Good evening. My name is Mark Smith. I live in Philadelphia and am speaking to you as a citizen in support of our commonwealth becoming the eleventh state to join the Regional Greenhouse Gas Initiative.
RGGI is already a resounding success in the 10 states currently enrolled in the program reducing greenhouse gas emissions by over a third, raising $3 billion for clean energy re-investments and outpacing states not participating in the program by over 90% in emissions reductions! An analysis by Pennsylvania’s Department of Environmental Protection indicates that PA will have a similar benefit creating over 27,000 jobs and adding $1.9 billion to the state’s economy.
The climate is changing dramatically from the burning of fossil fuels but the pollution they cause has another, more immediate effect on public health, especially for disadvantaged and people of color who tend to live in closest proximity to power plants. As a major electricity producer Pennsylvania can transform from one of the most polluting states to one that experiences a $6 billion savings in health benefits by 2030 that would include a reduction in tens of thousands of asthma attacks and fewer cases of childhood bronchitis.
The average temperature is expected to rise by 5.4 degrees by 2050 and the number of days with a heat index above 90 degrees will increase from 8 to 40 per year. Extreme summer heat will effect urban poor and people of color inordinately, not only because they have less resources to respond, but because the heat island effect in many urban areas with higher amounts of heat absorbing concrete and asphalt can have daily temperature differences of 10 to 20 degrees compared to suburban and rural areas. The forecast increases in temperatures and changes in climate without taking action will have a major impact on Pennsylvania’s agriculture economy, as well.

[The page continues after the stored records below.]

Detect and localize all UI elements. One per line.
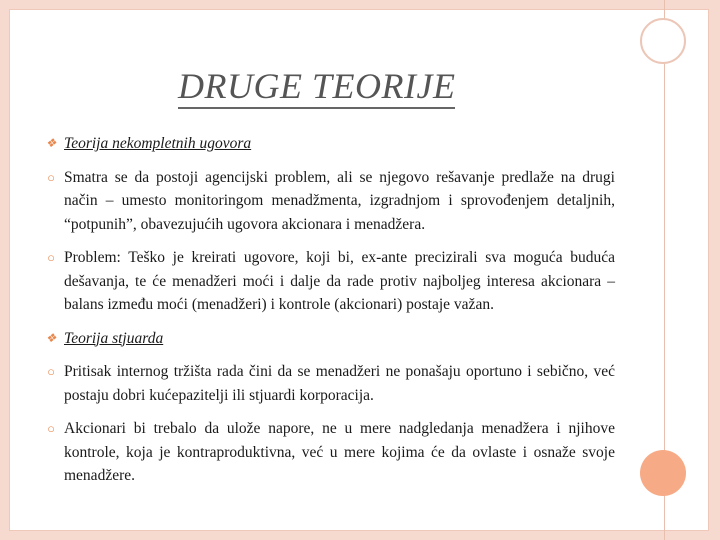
bullet-item-heading (45, 327, 615, 351)
bullet-item-paragraph (48, 360, 615, 407)
circle-bullet-icon: ○ (47, 364, 55, 379)
bullet-item-text: Problem: Teško je kreirati ugovore, koji bi, ex-ante precizirali sva moguća buduća dešavanja, te će menadžeri moći i dalje da rade protiv najboljeg interesa akcionara – balans između moći (menadžeri) i kontrole (akcionari) postaje važan. (64, 249, 615, 313)
bullet-item-paragraph (48, 417, 615, 488)
bullet-item-text: Pritisak internog tržišta rada čini da se menadžeri ne ponašaju oportuno i sebično, već postaju dobri kućepazitelji ili stjuardi korporacija. (64, 363, 615, 404)
slide-title: DRUGE TEORIJE (178, 66, 455, 109)
circle-bullet-icon: ○ (47, 250, 55, 265)
diamond-bullet-icon: ❖ (45, 330, 57, 345)
bullet-item-text: Smatra se da postoji agencijski problem, ali se njegovo rešavanje predlaže na drugi način – umesto monitoringom menadžmenta, izgradnjom i sprovođenjem detaljnih, “potpunih”, obavezujućih ugovora akcionara i menadžera. (64, 168, 615, 233)
diamond-bullet-icon: ❖ (45, 136, 57, 150)
bullet-item-text: Teorija stjuarda (64, 329, 164, 347)
circle-bullet-icon: ○ (47, 421, 55, 436)
bullet-item-paragraph (48, 246, 615, 317)
circle-bullet-icon: ○ (47, 169, 55, 185)
bullet-item-heading (45, 132, 615, 156)
decorative-ring-icon (640, 18, 686, 64)
bullet-item-text: Teorija nekompletnih ugovora (64, 135, 252, 152)
bullet-item-paragraph (48, 166, 615, 237)
decorative-dot-icon (640, 450, 686, 496)
bullet-item-text: Akcionari bi trebalo da ulože napore, ne u mere nadgledanja menadžera i njihove kontrole, koja je kontraproduktivna, već u mere kojima će da ovlaste i osnaže svoje menadžere. (64, 420, 615, 484)
slide-content (45, 132, 615, 498)
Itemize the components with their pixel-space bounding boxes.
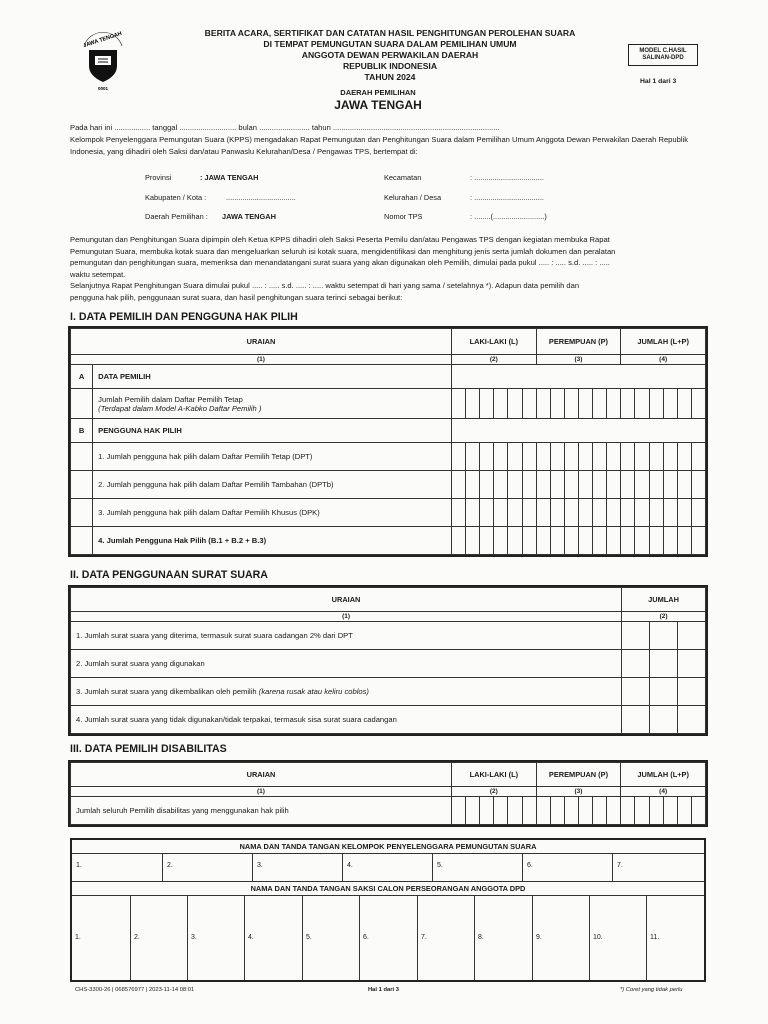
entry-box[interactable] [677,527,691,555]
page-number-bottom: Hal 1 dari 3 [368,987,399,993]
s1-a-title: DATA PEMILIH [93,365,452,389]
entry-box[interactable] [691,389,705,419]
s1-b-row-3: 3. Jumlah pengguna hak pilih dalam Daftar Pemilih Khusus (DPK) [93,499,452,527]
entry-box[interactable] [522,499,536,527]
entry-box[interactable] [451,527,465,555]
entry-box[interactable] [578,443,592,471]
model-line-2: SALINAN-DPD [642,55,684,61]
entry-box[interactable] [650,706,678,734]
entry-box[interactable] [480,443,494,471]
kpps-num-6: 6. [527,862,533,869]
entry-box[interactable] [564,527,578,555]
entry-box[interactable] [691,499,705,527]
saksi-slot-4[interactable] [244,896,302,980]
entry-box[interactable] [593,443,607,471]
entry-box[interactable] [564,499,578,527]
logo-arc-text: JAWA TENGAH [82,30,123,50]
kpps-num-4: 4. [347,862,353,869]
entry-box[interactable] [508,389,522,419]
s2-col-uraian: URAIAN [71,588,622,612]
saksi-slot-10[interactable] [589,896,646,980]
dapil-field-label: Daerah Pemilihan : [145,212,208,221]
s3-col-perempuan: PEREMPUAN (P) [536,763,621,787]
s1-num-3: (3) [536,355,621,365]
procedure-line-4: waktu setempat. [70,269,126,279]
page-number-top: Hal 1 dari 3 [640,78,677,85]
entry-box[interactable] [480,471,494,499]
section-2-title: II. DATA PENGGUNAAN SURAT SUARA [70,569,268,581]
entry-box[interactable] [578,797,592,825]
kelurahan-value: : .................................. [470,193,544,202]
entry-box[interactable] [508,443,522,471]
kpps-num-2: 2. [167,862,173,869]
entry-box[interactable] [691,527,705,555]
entry-box[interactable] [663,527,677,555]
entry-box[interactable] [607,443,621,471]
entry-box[interactable] [650,678,678,706]
entry-box[interactable] [451,471,465,499]
kpps-slot-6[interactable] [522,854,612,882]
entry-box[interactable] [677,499,691,527]
entry-box[interactable] [451,443,465,471]
s1-col-uraian: URAIAN [71,329,452,355]
entry-box[interactable] [522,471,536,499]
provinsi-label: Provinsi [145,173,172,182]
s1-b-blank [71,471,93,499]
entry-box[interactable] [649,389,663,419]
entry-box[interactable] [550,527,564,555]
entry-box[interactable] [607,797,621,825]
s3-num-2: (2) [452,787,537,797]
entry-box[interactable] [522,527,536,555]
entry-box[interactable] [536,527,550,555]
procedure-line-3: pemungutan dan penghitungan suara, memeriksa dan menandatangani surat suara yang akan digunakan oleh Pemilih, dimulai pada pukul ..... : ..... s.d. ..... : ..... [70,258,610,267]
dapil-field-value: JAWA TENGAH [222,212,276,221]
procedure-line-5: Selanjutnya Rapat Penghitungan Suara dimulai pukul ..... : ..... s.d. ..... : ..... waktu setempat di hari yang sama / setelahnya *). Adapun data pemilih dan [70,281,580,290]
entry-box[interactable] [650,622,678,650]
kpps-num-3: 3. [257,862,263,869]
procedure-paragraph [70,234,720,303]
kpu-logo [80,30,126,92]
kelurahan-label: Kelurahan / Desa [384,193,442,202]
entry-box[interactable] [607,499,621,527]
entry-box[interactable] [691,797,705,825]
entry-box[interactable] [480,499,494,527]
entry-box[interactable] [451,499,465,527]
entry-box[interactable] [691,471,705,499]
model-box [628,44,698,66]
s2-num-1: (1) [71,612,622,622]
tps-value: : ........(.........................) [470,212,547,221]
saksi-slot-7[interactable] [417,896,474,980]
s1-col-perempuan: PEREMPUAN (P) [536,329,621,355]
entry-box[interactable] [622,650,650,678]
saksi-num-9: 9. [536,934,542,941]
entry-box[interactable] [550,471,564,499]
s2-row-3 [71,678,622,706]
entry-box[interactable] [622,678,650,706]
kabkota-value: .................................. [226,193,296,202]
entry-box[interactable] [622,706,650,734]
s3-col-laki: LAKI-LAKI (L) [452,763,537,787]
entry-box[interactable] [508,499,522,527]
s3-num-4: (4) [621,787,706,797]
saksi-slot-9[interactable] [532,896,589,980]
entry-box[interactable] [677,471,691,499]
document-title [180,28,600,83]
entry-box[interactable] [451,389,465,419]
saksi-num-10: 10. [593,934,603,941]
saksi-num-1: 1. [75,934,81,941]
kpps-row [72,854,704,882]
entry-box[interactable] [593,527,607,555]
s1-a-row-1-label: Jumlah Pemilih dalam Daftar Pemilih Tetap [98,394,243,404]
entry-box[interactable] [663,443,677,471]
section-1-table [70,328,706,555]
entry-box[interactable] [466,527,480,555]
entry-box[interactable] [649,443,663,471]
entry-box[interactable] [494,797,508,825]
entry-box[interactable] [621,389,635,419]
s1-b-blank [71,499,93,527]
saksi-slot-5[interactable] [302,896,359,980]
s1-col-laki: LAKI-LAKI (L) [451,329,536,355]
entry-box[interactable] [494,443,508,471]
entry-box[interactable] [691,443,705,471]
s2-row-4: 4. Jumlah surat suara yang tidak digunakan/tidak terpakai, termasuk sisa surat suara cadangan [71,706,622,734]
entry-box[interactable] [522,797,536,825]
entry-box[interactable] [678,622,706,650]
date-line: Pada hari ini ................. tanggal ........................... bulan ........................ tahun ............................................................................... [70,123,500,132]
entry-box[interactable] [607,527,621,555]
s1-b-blank [71,527,93,555]
entry-box[interactable] [466,499,480,527]
tps-label: Nomor TPS [384,212,423,221]
kpps-num-1: 1. [76,862,82,869]
logo-code: 0001 [97,86,109,91]
entry-box[interactable] [494,527,508,555]
saksi-slot-11[interactable] [646,896,704,980]
entry-box[interactable] [522,389,536,419]
saksi-num-7: 7. [421,934,427,941]
entry-box[interactable] [578,527,592,555]
signature-block [70,838,706,982]
procedure-line-2: Pemungutan Suara, membuka kotak suara dan mengeluarkan seluruh isi kotak suara, mengidentifikasi dan menghitung jenis serta jumlah dokumen dan peralatan [70,246,616,256]
entry-box[interactable] [593,471,607,499]
entry-box[interactable] [508,471,522,499]
saksi-title: NAMA DAN TANDA TANGAN SAKSI CALON PERSEORANGAN ANGGOTA DPD [72,882,704,896]
s3-num-1: (1) [71,787,452,797]
entry-box[interactable] [635,499,649,527]
s1-col-jumlah: JUMLAH (L+P) [621,329,706,355]
saksi-num-8: 8. [478,934,484,941]
entry-box[interactable] [593,499,607,527]
s3-col-jumlah: JUMLAH (L+P) [621,763,706,787]
entry-box[interactable] [508,797,522,825]
entry-box[interactable] [564,471,578,499]
title-line-5: TAHUN 2024 [364,72,416,82]
s1-b-title: PENGGUNA HAK PILIH [93,419,452,443]
s1-a-blank [71,389,93,419]
entry-box[interactable] [508,527,522,555]
entry-box[interactable] [663,389,677,419]
entry-box[interactable] [564,443,578,471]
section-3-title: III. DATA PEMILIH DISABILITAS [70,743,227,755]
s1-b-row-1: 1. Jumlah pengguna hak pilih dalam Daftar Pemilih Tetap (DPT) [93,443,452,471]
entry-box[interactable] [480,389,494,419]
entry-box[interactable] [663,797,677,825]
s2-row-3-note: (karena rusak atau keliru coblos) [258,687,369,696]
s2-row-2: 2. Jumlah surat suara yang digunakan [71,650,622,678]
s1-a-letter: A [71,365,93,389]
dapil-name: JAWA TENGAH [334,98,422,112]
entry-box[interactable] [466,797,480,825]
entry-box[interactable] [607,389,621,419]
dapil-label: DAERAH PEMILIHAN [340,88,416,97]
entry-box[interactable] [494,499,508,527]
entry-box[interactable] [678,678,706,706]
entry-box[interactable] [649,499,663,527]
title-line-1: BERITA ACARA, SERTIFIKAT DAN CATATAN HASIL PENGHITUNGAN PEROLEHAN SUARA [204,28,576,38]
entry-box[interactable] [621,797,635,825]
entry-box[interactable] [650,650,678,678]
entry-box[interactable] [622,622,650,650]
saksi-num-5: 5. [306,934,312,941]
entry-box[interactable] [578,471,592,499]
entry-box[interactable] [621,471,635,499]
entry-box[interactable] [677,389,691,419]
entry-box[interactable] [635,797,649,825]
entry-box[interactable] [494,471,508,499]
entry-box[interactable] [593,389,607,419]
entry-box[interactable] [550,389,564,419]
s1-num-2: (2) [451,355,536,365]
entry-box[interactable] [621,499,635,527]
s2-row-1: 1. Jumlah surat suara yang diterima, termasuk surat suara cadangan 2% dari DPT [71,622,622,650]
entry-box[interactable] [494,389,508,419]
procedure-line-1: Pemungutan dan Penghitungan Suara dipimpin oleh Ketua KPPS dihadiri oleh Saksi Peserta Pemilu dan/atau Pengawas TPS dengan kegiatan membuka Rapat [70,235,610,244]
entry-box[interactable] [621,443,635,471]
entry-box[interactable] [635,471,649,499]
section-1-title: I. DATA PEMILIH DAN PENGGUNA HAK PILIH [70,311,298,323]
saksi-num-2: 2. [134,934,140,941]
saksi-slot-3[interactable] [187,896,244,980]
entry-box[interactable] [536,443,550,471]
section-2-table [70,587,706,734]
entry-box[interactable] [677,797,691,825]
kpps-slot-3[interactable] [252,854,342,882]
entry-box[interactable] [452,797,466,825]
s1-b-row-4: 4. Jumlah Pengguna Hak Pilih (B.1 + B.2 + B.3) [93,527,452,555]
saksi-num-11: 11. [650,934,660,941]
saksi-slot-2[interactable] [130,896,187,980]
s3-row: Jumlah seluruh Pemilih disabilitas yang menggunakan hak pilih [71,797,452,825]
entry-box[interactable] [635,389,649,419]
s2-num-2: (2) [622,612,706,622]
title-line-2: DI TEMPAT PEMUNGUTAN SUARA DALAM PEMILIHAN UMUM [263,39,517,49]
entry-box[interactable] [663,471,677,499]
kpps-slot-2[interactable] [162,854,252,882]
entry-box[interactable] [621,527,635,555]
kpps-slot-5[interactable] [432,854,522,882]
entry-box[interactable] [564,797,578,825]
entry-box[interactable] [466,471,480,499]
s1-b-row-2: 2. Jumlah pengguna hak pilih dalam Daftar Pemilih Tambahan (DPTb) [93,471,452,499]
entry-box[interactable] [536,499,550,527]
s1-a-spacer [451,365,705,389]
s1-b-letter: B [71,419,93,443]
saksi-slot-6[interactable] [359,896,417,980]
title-line-3: ANGGOTA DEWAN PERWAKILAN DAERAH [301,50,479,60]
entry-box[interactable] [678,706,706,734]
entry-box[interactable] [466,389,480,419]
entry-box[interactable] [536,797,550,825]
section-3-table [70,762,706,825]
entry-box[interactable] [550,797,564,825]
entry-box[interactable] [578,389,592,419]
kabkota-label: Kabupaten / Kota : [145,193,207,202]
entry-box[interactable] [677,443,691,471]
kpps-num-5: 5. [437,862,443,869]
entry-box[interactable] [607,471,621,499]
s1-num-1: (1) [71,355,452,365]
entry-box[interactable] [522,443,536,471]
entry-box[interactable] [649,527,663,555]
entry-box[interactable] [678,650,706,678]
saksi-num-3: 3. [191,934,197,941]
kecamatan-value: : .................................. [470,173,544,182]
entry-box[interactable] [593,797,607,825]
saksi-slot-1[interactable] [72,896,130,980]
entry-box[interactable] [649,797,663,825]
entry-box[interactable] [480,797,494,825]
s1-b-spacer [451,419,705,443]
s1-a-row-1-note: (Terdapat dalam Model A-Kabko Daftar Pemilih ) [98,403,262,413]
entry-box[interactable] [649,471,663,499]
entry-box[interactable] [466,443,480,471]
intro-paragraph: Kelompok Penyelenggara Pemungutan Suara (KPPS) mengadakan Rapat Pemungutan dan Penghitungan Suara dalam Pemilihan Umum Anggota Dewan Perwakilan Daerah Republik Indonesia, yang dihadiri oleh Saksi dan/atau Panwaslu Kelurahan/Desa / Pengawas TPS, bertempat di: [70,135,689,156]
saksi-row [72,896,704,980]
kpps-title: NAMA DAN TANDA TANGAN KELOMPOK PENYELENGGARA PEMUNGUTAN SUARA [72,840,704,854]
document-code: CHS-3300-26 | 068576977 | 2023-11-14 08:01 [75,987,195,993]
saksi-slot-8[interactable] [474,896,532,980]
s1-b-blank [71,443,93,471]
entry-box[interactable] [578,499,592,527]
s1-num-4: (4) [621,355,706,365]
footnote: *) Coret yang tidak perlu [620,987,683,993]
s2-row-3-label: 3. Jumlah surat suara yang dikembalikan oleh pemilih [76,687,257,696]
entry-box[interactable] [635,443,649,471]
entry-box[interactable] [550,499,564,527]
provinsi-value: : JAWA TENGAH [200,173,259,182]
kpps-num-7: 7. [617,862,623,869]
model-line-1: MODEL C.HASIL [639,48,687,54]
entry-box[interactable] [635,527,649,555]
s3-col-uraian: URAIAN [71,763,452,787]
kecamatan-label: Kecamatan [384,173,422,182]
s1-a-row-1 [93,389,452,419]
entry-box[interactable] [536,471,550,499]
entry-box[interactable] [564,389,578,419]
kpps-slot-7[interactable] [612,854,704,882]
entry-box[interactable] [663,499,677,527]
s3-num-3: (3) [536,787,621,797]
entry-box[interactable] [536,389,550,419]
procedure-line-6: pengguna hak pilih, penggunaan surat suara, dan hasil penghitungan suara terinci sebagai berikut: [70,292,403,302]
entry-box[interactable] [550,443,564,471]
s2-col-jumlah: JUMLAH [622,588,706,612]
saksi-num-6: 6. [363,934,369,941]
title-line-4: REPUBLIK INDONESIA [342,61,438,71]
kpps-slot-1[interactable] [72,854,162,882]
saksi-num-4: 4. [248,934,254,941]
kpps-slot-4[interactable] [342,854,432,882]
entry-box[interactable] [480,527,494,555]
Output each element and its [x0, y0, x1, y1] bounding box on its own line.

RGGI will be a positive catalyst for the market forces already in action as the country transforms to sustainable methods of power generation that do not include the burning of fossil fuels. Even though the jobs created in the new energy economy will grow Pennsylvania’s overall employment numbers, it will be important to use income from RGGI to specifically address people employed in industries directly effected in the transition. Lower income groups that will be inordinately disadvantaged by climate change should have a significant portion of RGGI income made available for home repair, weatherization and relief from RGGI related rate increases.
Changes in economy and employment for Pennsylvania and the country have been constantly transforming since the early days of the nation and our ability to change along with it is part of our success. As an example, I have lived in Pennsylvania for 34 years but grew up in Ohio. Most of my ancestors arrived from Europe through the port of Philadelphia and farmed for several generations in various parts of Pennsylvania before moving to Ohio to continue farming. My parents were the last generation to grow up on farms. As an adult, my father was employed by the local electric utility and worked with farmers in making the transition to electricity and automation in their dairy operations.
So, agriculture, industry, and the ways in which we obtain energy will continue to change. However, this is an exceptional time that requires foresight into a future that will have catastrophic results if the crisis of climate change is not met head on. Systemic changes are needed to work more effectively together as a country and support the sustainable market forces that are shaping our future. RGGI’s already proven record of success demonstrates support for business and families while dramatically curbing CO2 emissions.
I urge the Environmental Quality Board to make the adjustments recommended, affirm the Regional Greenhouse Gas Initiative, and pass it on to the Governor for implementation. Thank you for your time.